Gas prices are rising as LNG producers in the United States,
already the world's largest LNG exporter, bring new projects
online in Texas and Louisiana. U.S. gas demand is expected to
hit record highs in 2025 and 2026.
Energy companies are planning and building big-ticket LNG
projects that will require even more growth in domestic supply
in the coming decade after Trump reversed a moratorium on new
projects in the first days of his administration.
That is prompting energy producers to look again at gas
plays that may help supply these future U.S. LNG plants.
Haynesville's location in east Texas and northwest Louisiana
is ideal for exports from LNG facilities and projects clustered
on the nearby Gulf Coast.
Gas from Haynesville is easier to convert to LNG because it
has fewer impurities that hinder liquefaction, such as nitrogen
and hydrogen sulfide, said Gordon Huddleston, president of
Aethon Energy, one of the largest gas producers in the basin.
Aethon is exploring an IPO or asset sales, given demand for its
product.
"I think everyone is really going to jump back into the
Haynesville," said George Whittington, managing partner at
Proven Resources, who told Reuters last week the energy
investment firm is raising a $25 million fund to acquire mineral
and royalty rights in the basin.
Momentum Minerals also told Reuters on Monday the mineral
rights and royalties company is raising a fourth fund with
partner Apollo Global Management to buy more rights in
Haynesville and in the Permian, the top U.S. oilfield.
Such moves by investment firms are often an early signal of
future growth, and the rising expectations for Haynesville were
shared by several energy companies in quarterly earnings calls,
including the largest U.S. gas producer, Expand Energy ( EXE ),
as well as smaller producer Comstock Resources ( CRK ) and
oilfield service firm, KLX Energy Services Holdings ( KLXE ).
Murray Auchincloss, CEO of UK oil major BP, which
holds more than half a million acres in the basin, proclaimed
"the time has come for the Haynesville" at a conference in
Houston earlier this month.
Japan's Tokyo Gas ( TKGSF ), an example of international
interest, has been an active buyer of Haynesville assets in the
last two years as Japan's biggest city gas provider seeks to
mitigate disruption to its supplies caused by sanctions on
Russia following Moscow's invasion of Ukraine.
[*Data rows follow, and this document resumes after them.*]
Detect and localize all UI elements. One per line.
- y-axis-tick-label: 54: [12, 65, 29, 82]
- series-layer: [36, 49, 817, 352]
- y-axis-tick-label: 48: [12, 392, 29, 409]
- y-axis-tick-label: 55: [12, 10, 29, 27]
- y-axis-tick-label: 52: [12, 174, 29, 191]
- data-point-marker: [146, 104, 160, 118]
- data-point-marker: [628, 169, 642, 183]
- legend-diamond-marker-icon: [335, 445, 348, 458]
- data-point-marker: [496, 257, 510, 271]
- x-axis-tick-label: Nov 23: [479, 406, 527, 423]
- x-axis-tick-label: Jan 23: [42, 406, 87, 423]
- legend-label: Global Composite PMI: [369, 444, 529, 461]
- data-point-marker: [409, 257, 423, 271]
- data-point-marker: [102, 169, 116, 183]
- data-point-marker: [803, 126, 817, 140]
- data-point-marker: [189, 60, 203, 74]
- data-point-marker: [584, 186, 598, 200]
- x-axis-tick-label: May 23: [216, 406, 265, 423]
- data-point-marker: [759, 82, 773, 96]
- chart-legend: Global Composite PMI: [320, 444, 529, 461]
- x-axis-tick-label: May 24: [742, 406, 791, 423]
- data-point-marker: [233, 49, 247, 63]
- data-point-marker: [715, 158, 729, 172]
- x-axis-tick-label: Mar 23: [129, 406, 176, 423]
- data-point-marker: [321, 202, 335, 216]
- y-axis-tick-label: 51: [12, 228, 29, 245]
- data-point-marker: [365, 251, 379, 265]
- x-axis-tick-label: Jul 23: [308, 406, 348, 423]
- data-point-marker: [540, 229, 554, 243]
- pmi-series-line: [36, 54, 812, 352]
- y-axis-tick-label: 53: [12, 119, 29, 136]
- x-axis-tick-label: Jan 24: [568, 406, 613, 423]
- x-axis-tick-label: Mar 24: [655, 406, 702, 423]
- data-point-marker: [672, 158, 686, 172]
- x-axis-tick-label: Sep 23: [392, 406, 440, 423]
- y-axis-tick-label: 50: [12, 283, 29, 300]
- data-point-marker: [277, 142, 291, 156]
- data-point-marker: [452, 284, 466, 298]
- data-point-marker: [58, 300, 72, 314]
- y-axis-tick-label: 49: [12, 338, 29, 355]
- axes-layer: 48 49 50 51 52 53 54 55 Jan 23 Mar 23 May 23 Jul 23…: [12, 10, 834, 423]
It plans to spend
at least $1.9 billion on its U.S. shale business between 2026
and 2029.
'A LITTLE GUN SHY'
Haynesville gas production is about half that of the
prolific Permian Basin in Texas and New Mexico, but is expected
to grow at a faster rate, according to government forecasts.
Operators say they will move more carefully than in the past
to avoid a bust. They also face challenges, starting with the
time and cost of drilling the deeper wells the Haynesville basin
requires.
"Producers are nervous about getting in front of demand
again, because they did it last year, and it was painful,"
Huddleston said, referring to a warm winter in the U.S. in 2023
that drove down gas prices.
"Everyone's a little gun shy."
The breakeven price for new production in Haynesville is
roughly $3.75 per million British thermal units (mmBtu), said
David Seduski, head of North American natural gas at Energy
Aspects, although it varies within the basin.
In contrast, the breakeven in the Marcellus shale field,
which covers Pennsylvania, West Virginia and Ohio, is around
$2.15.
Gas futures will need to stabilize around $5.00
through 2027 before large gas producers have an incentive to
ramp up production, said Kevin MacCurdy, managing director at
Pickering Energy Partners.
Analysts predict prices will be lower than $5.00 in the
coming years, but LNG export demand could change the equation,
given higher prices abroad. Gas was trading around $13 per mmBtu
at both the Dutch Title Transfer Facility benchmark
in Europe and the Japan Korea Marker benchmark in Asia.
James Elder, CEO of Momentum Minerals, said in the past few
years his firm bought mineral and royalty rights in parts of the
Haynesville that were not yet producing gas because prices were
low. Now, the firm is hoping producers will drill prudently as
prices rise.
"Our hopes are that operators have learned their lesson and
won't get ahead of their skis," he said.